I asked her to close her eyes and imagine that she was in a canoe on a beautiful lake when she noticed a small hole in the side of the canoe through which water was slowly flowing into the canoe. I asked her to visualize herself grabbing a small cup, scooping out the canoe water, and putting it back into the lake. I asked her to imagine how she would feel after doing this for several hours. “Exhausted! I can’t even enjoy being out here on this beautiful lake if all I’m doing is scooping out water in this leaky canoe.” I then asked her to fully feel that exhaustion – the physical fatigue of engaging in scooping out the water, the mental frustration in not being able to enjoy the lake, and the emotional frustration of not knowing when the scooping would end.
The self-care lists we encounter today begin in the middle. They begin with us being exhausted from scooping out the water from a leaky canoe, and they suggest that if we worked out regularly, we would have more strength to do this all day long. If we took a bath after hours of scooping out the water, we would feel refreshed and have the energy we need to return to the scooping. What the lists don’t tell us is that real self-care isn’t feeling better and more energized about scooping water out of a leaky canoe; real self-care, the kind that Audre Lorde was talking about, is about patching that damn hole in the canoe so that you don’t have to keep scooping out the water perpetually.
Beginning in the middle validates the exhaustion and unwellness as natural and inevitable. Beginning at the beginning allows us to question how we can patch the hole or why we aren’t ditching this leaky canoe for a non-leaky one as soon as possible.
Self-Care, Starting at the Beginning
Nothing in any self-care lists I’ve seen is necessarily bad for you. But, what I’ve seen in many self-care lists doesn’t challenge the root causes of why you are chronically exhausted to the point of burning out. If self-care lists are teaching us to revive ourselves so that we can keep scooping out water from a leaky canoe, are they helpful to us in the long run? Shouldn’t we be talking about patching the hole or switching canoes?
Before you engage in self-care to recover from exhaustion, begin at the beginning and ask yourself why you got exhausted in the first place? Is it unrealistic expectations of achievement in the organization? Is it your unrealistic expectations of what you should be achieving? How are you defining success? Is it your definition, or did you adopt someone else’s definition without reflecting on your needs and wants?
Beginning at the beginning allows you to question how you ended up in that canoe and if that leaky canoe is your only option to move forward. Being tired from paddling a canoe that you want to be paddling is different than being exhausted from scooping out water from a leaky canoe. Self-care will work to recalibrate your energy levels in the first scenario. Still, it won’t help you feel better in the second scenario because the work of feeling better will never end since the cause of exhaustion is never-ending.
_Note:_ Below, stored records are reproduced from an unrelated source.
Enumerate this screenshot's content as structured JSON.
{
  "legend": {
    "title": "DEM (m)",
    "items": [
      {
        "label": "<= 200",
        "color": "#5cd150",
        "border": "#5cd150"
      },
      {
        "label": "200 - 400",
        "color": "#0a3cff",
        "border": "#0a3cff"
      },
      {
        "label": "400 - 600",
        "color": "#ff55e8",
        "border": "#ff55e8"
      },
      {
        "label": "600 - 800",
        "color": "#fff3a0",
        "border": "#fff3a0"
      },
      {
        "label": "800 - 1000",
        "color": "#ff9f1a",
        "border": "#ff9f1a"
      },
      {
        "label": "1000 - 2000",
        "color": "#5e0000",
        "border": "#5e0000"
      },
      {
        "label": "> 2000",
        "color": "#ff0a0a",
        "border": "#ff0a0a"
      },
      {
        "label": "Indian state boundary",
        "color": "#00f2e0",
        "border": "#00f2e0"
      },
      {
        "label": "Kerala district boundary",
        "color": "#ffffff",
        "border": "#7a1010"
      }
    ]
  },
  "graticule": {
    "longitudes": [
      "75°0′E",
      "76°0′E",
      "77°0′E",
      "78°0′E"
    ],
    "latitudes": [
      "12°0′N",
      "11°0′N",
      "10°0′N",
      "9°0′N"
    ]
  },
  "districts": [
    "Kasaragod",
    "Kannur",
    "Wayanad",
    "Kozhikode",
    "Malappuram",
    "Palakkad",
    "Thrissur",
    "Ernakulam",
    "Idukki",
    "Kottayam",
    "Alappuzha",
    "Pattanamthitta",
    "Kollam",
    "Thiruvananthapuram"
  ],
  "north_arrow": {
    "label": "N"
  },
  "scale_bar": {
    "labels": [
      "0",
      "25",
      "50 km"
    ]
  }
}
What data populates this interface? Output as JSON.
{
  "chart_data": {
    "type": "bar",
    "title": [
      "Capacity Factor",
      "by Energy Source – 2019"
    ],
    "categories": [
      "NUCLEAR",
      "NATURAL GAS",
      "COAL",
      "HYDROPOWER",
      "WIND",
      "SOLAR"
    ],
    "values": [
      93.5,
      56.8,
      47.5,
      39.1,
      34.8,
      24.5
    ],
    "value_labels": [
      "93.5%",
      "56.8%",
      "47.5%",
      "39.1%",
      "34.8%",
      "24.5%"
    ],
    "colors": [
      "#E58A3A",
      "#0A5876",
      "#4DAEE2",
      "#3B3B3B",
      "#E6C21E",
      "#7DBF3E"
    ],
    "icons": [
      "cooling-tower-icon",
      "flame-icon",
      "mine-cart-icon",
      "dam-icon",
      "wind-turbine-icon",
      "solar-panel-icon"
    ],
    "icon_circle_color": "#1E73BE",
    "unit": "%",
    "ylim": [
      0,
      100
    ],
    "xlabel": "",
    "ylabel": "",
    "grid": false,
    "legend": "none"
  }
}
Real Self Care for the Real World
If you want to practice real self-care in the real world, honor the roots of self-care by challenging the root causes of exhaustion or unwellness. Sometimes we don’t have the option of getting out of that leaky canoe, but we may have some creative options to fix the leak. If fixing the leak isn’t an option, we can accept the reality of ongoing water scooping and go about our work with both the grace of acceptance and the recognition that we need to be on the lookout for getting out of this canoe as soon as possible.
So, Here’s My List:
Identify what is draining your energy and exhausting you.
Ask yourself if the energy drain is inevitable or if it can be avoided.
If the energy drain is avoidable, plan to avoid it in the future.
If the energy drain is inevitable, identify the energy renewal strategies that will help you replenish what is drained every day.